– Я все понимаю, дяденьки! – заверила Рита, прижав руки к груди. – Я все-все буду делать, во всем помогать и ни одного вопросика не задам. Честное комсомольское! А вы разведчики, да? Поэтому про вас расспрашивать нельзя?
Коган, сидя у дерева и роясь в своем вещевом мешке, бросил его, закрыл руками лицо и затрясся в беззвучном смехе. Буторин улыбнулся и стал ждать, пока напарник отсмеется. Рита виновато опустила глаза. Она поняла, что снова сделала что-то не то. Наверное, назвала командиров дяденьками, и это так рассмешило одного из них. Теперь подумают, что она несерьезная, и бросят ее, не возьмут с собой.
– Все, закончил? – сдерживая улыбку, осведомился Буторин у Бориса и повернулся к девушке. – Когда тебе говорят, что никаких вопросов, это означает, что никаких вообще. Без исключений. Что нужно, что посчитают необходимым тебе сказать, то тебе скажут. Понятно, боец Пономарева?
– Так точно, товарищ майор, – бойко ответила Рита, вытирая остатки слез тыльной стороной ладони. – А командир вы?
Коган за спиной девушки состроил страшное лицо и, приложив указательный палец к виску, изобразил, что стреляется из пистолета от безысходности.
– Нет, с командиром ты скоро встретишься, – спокойно ответил Буторин. – Документы политрука ты забрала? Давай сюда, я спрячу их в планшет. Шинель в скатку, плащ-палатку свернуть. Ремень надеть. Есть ремень?
Рита помотала головой, потом опомнилась и произнесла уставное «никак нет». Но потом подняла со своего самодельного ложа портупею с кобурой от нагана, видимо, принадлежавшую убитому политруку. Буторин велел подпоясать гимнастерку офицерским ремнем с кобурой и наган не бросать. Возможно, удастся найти к нему и патроны.
Шелестов с Сосновским добрались до оврага между двумя лесными массивами засветло. Погони и стрельбы они больше не слышали. Сидя за крайними деревьями, они наблюдали за открытым участком местности. Овраг раскинулся здесь от леса и до леса, но был он старым, с пологими осыпавшимися краями, поросший травой и кустарником. Постепенно он превращался в балку, грунтовая дорога спускалась в него у противоположной части и выходила наверх метров в ста. Там был самый широкий участок этой низинки. И самое неприятное, что по этой дороге то и дело проезжали немецкие машины или мотоциклисты. Оставалась надежда, что ночью здесь никто ездить не будет.
– Ты чувствуешь, что звуки канонады все удаляются на восток? – спросил Сосновский, покусывая травинку. – Это ведь фронт от нас на восток смещается.
– Ну, что ж теперь, – Шелестов пожал плечами. – Просто нам придется дольше выбираться отсюда. Надеюсь, что этот полковник Боэр человек спортивного склада и в состоянии пройти большое количество километров пешком, если придется. Главное, чтобы он не стал для нас балластом.
– И я на то же рассчитываю, – кивнул Сосновский. – Вообще-то, занятия спортом в немецкой военной среде приветствовались всегда, тем более среди военной аристократии. Будем надеяться, что и в генеральном штабе вермахта…

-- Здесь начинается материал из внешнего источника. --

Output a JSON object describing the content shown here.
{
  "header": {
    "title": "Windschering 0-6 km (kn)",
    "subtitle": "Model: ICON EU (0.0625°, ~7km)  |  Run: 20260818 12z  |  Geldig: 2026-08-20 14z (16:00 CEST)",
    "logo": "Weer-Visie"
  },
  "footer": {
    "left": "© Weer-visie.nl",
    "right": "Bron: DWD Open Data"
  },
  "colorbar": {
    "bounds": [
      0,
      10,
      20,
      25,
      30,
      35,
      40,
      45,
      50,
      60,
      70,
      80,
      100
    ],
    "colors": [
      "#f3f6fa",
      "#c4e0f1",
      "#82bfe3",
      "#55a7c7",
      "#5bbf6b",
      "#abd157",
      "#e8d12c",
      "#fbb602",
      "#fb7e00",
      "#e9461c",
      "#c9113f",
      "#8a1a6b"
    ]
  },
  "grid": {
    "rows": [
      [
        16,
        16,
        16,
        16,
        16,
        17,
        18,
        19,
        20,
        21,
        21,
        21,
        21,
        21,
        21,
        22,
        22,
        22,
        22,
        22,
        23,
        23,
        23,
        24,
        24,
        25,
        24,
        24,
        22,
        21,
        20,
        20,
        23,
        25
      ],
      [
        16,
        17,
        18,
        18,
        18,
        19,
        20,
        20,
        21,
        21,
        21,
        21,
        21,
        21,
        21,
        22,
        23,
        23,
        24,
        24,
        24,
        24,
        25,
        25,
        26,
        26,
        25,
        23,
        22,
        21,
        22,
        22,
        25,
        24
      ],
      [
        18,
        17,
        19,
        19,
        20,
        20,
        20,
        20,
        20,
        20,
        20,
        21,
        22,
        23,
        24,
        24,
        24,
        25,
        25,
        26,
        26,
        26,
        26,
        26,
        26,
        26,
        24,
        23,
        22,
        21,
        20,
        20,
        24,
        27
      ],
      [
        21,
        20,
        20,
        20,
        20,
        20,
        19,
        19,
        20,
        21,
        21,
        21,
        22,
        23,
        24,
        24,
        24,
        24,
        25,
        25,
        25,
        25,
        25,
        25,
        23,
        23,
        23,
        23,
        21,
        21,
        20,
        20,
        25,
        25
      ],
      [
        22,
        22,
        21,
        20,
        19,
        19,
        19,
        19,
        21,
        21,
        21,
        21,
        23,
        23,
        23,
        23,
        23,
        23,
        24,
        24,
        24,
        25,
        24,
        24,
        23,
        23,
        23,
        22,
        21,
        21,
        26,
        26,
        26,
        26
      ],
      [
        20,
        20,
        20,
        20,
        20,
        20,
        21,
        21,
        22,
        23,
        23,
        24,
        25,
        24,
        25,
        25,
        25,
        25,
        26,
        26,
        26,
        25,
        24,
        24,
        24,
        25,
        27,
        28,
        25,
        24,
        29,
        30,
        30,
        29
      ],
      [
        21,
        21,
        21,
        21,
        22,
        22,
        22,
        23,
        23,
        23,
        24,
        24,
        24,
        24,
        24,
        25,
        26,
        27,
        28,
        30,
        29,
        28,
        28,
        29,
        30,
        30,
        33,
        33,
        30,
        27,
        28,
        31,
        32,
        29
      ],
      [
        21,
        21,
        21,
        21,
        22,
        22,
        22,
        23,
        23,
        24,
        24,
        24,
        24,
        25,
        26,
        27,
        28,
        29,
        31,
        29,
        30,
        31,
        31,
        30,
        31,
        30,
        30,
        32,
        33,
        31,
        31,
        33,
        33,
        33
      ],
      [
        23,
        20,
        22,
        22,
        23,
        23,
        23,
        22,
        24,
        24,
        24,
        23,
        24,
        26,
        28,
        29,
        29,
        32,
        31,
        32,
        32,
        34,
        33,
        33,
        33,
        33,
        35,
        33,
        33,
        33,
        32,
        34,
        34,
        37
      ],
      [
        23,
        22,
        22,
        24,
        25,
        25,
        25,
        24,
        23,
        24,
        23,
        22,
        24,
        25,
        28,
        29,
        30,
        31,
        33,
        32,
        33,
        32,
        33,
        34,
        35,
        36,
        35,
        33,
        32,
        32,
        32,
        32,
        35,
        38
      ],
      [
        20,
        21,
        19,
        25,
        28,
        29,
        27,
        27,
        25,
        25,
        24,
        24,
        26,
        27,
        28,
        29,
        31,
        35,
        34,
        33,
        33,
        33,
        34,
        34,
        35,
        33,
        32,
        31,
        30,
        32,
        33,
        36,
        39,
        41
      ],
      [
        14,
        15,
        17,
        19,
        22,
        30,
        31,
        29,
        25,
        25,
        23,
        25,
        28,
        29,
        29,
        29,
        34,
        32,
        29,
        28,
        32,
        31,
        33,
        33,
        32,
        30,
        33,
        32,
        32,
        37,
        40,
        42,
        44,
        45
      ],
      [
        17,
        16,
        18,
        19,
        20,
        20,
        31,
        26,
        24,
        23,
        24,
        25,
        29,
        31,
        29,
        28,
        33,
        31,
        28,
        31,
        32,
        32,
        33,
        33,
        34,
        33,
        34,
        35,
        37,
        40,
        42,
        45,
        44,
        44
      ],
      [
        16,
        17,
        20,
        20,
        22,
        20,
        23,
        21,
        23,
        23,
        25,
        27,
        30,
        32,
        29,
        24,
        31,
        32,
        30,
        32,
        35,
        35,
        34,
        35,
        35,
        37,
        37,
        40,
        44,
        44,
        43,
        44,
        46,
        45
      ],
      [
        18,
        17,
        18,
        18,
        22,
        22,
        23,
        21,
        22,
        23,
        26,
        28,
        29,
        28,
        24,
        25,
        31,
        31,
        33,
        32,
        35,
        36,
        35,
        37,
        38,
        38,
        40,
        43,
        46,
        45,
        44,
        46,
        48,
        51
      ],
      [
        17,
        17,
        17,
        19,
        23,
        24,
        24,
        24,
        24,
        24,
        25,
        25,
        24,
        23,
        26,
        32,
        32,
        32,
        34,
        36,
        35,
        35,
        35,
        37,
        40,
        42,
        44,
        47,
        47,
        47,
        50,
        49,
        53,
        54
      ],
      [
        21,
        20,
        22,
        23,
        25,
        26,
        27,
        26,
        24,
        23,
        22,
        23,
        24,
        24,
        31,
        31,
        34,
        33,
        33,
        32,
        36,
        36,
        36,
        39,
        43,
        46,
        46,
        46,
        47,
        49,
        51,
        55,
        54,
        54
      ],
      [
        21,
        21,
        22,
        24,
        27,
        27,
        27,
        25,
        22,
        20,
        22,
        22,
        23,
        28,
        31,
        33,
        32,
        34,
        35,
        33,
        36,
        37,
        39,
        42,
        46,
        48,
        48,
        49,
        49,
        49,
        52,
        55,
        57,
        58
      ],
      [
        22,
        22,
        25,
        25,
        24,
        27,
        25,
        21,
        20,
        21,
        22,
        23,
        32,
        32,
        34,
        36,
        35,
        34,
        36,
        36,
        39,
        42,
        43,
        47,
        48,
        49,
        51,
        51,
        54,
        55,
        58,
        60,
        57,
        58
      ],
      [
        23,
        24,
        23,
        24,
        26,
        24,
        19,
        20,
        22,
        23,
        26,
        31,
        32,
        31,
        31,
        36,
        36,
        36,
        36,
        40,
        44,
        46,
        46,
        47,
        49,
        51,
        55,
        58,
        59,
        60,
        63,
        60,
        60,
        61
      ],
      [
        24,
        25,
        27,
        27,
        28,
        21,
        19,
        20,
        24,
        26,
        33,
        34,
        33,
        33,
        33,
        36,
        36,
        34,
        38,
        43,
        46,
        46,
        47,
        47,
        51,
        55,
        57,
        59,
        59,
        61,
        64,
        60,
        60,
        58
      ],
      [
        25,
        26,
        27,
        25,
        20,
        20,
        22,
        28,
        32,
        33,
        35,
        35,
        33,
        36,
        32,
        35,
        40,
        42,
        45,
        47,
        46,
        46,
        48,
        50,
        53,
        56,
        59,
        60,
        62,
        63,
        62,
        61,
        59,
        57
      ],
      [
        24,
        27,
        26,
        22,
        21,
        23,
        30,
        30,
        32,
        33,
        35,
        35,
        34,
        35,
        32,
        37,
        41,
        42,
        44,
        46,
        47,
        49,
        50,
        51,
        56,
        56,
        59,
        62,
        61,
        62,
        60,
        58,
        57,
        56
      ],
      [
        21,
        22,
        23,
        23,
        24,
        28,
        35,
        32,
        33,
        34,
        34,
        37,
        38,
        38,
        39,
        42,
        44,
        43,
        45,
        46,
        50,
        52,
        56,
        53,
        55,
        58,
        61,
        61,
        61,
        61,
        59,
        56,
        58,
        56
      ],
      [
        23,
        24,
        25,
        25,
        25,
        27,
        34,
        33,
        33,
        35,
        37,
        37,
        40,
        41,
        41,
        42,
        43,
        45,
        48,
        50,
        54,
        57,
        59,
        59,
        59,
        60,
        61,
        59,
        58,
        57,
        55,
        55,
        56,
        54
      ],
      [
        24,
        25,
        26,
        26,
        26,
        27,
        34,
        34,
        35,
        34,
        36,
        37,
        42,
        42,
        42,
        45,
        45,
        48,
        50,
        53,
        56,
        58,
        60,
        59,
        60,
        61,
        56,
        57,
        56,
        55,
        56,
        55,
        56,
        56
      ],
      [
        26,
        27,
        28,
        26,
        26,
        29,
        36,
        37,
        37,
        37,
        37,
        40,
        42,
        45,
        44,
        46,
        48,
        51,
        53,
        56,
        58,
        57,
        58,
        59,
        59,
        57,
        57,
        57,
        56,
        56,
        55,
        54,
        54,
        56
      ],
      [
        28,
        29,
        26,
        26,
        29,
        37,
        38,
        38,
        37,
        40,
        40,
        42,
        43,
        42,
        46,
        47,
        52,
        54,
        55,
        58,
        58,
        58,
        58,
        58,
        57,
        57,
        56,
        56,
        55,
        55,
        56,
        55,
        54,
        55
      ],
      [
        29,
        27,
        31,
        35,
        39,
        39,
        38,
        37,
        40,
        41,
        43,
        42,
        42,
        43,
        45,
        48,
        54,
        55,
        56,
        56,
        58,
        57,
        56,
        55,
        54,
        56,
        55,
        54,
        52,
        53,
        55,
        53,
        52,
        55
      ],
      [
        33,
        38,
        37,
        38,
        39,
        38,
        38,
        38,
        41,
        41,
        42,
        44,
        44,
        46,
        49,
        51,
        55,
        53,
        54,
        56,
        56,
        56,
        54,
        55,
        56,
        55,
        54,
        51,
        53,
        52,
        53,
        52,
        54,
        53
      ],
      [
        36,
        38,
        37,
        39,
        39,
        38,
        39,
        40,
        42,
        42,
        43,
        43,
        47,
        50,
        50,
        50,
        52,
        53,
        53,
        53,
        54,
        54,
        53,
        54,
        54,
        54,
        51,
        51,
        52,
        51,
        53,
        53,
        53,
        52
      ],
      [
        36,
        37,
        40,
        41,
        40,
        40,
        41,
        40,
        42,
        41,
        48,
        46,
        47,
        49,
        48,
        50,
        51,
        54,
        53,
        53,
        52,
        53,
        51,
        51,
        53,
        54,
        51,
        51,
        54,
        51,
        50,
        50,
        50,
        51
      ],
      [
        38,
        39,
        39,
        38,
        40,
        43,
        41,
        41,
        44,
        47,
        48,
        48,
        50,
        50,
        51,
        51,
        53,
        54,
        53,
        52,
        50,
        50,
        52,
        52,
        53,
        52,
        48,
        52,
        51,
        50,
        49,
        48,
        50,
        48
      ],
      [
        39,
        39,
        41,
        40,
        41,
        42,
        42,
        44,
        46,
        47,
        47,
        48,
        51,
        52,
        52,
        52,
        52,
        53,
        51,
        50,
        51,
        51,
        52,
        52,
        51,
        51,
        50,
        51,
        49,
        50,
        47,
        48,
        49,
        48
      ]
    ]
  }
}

– Меня беспокоит то, что ребята еще не добрались, – вставил Шелестов. – Мне казалось, что они здесь окажутся быстрее нас. Не случилось бы чего.
– Доберутся, – уверенно сказал Михаил и выплюнул травинку. – Не в первый раз! Народ опытный, в каких мы только переделках уже не побывали все вместе. Да и время у нас еще в запасе есть. Я вот больше о переходе на ту сторону думаю. Нам бы засветло проскочить в овраг и затаиться. А когда стемнеет, пройти уже более простую, пологую его часть. Что-то мне не очень нравится в темноте туда спускаться. И ноги переломать можно, а можно и наткнуться в кустах на неразорвавшийся боеприпас. Вряд ли кто этот овраг стал бы минировать в свое время, но все же.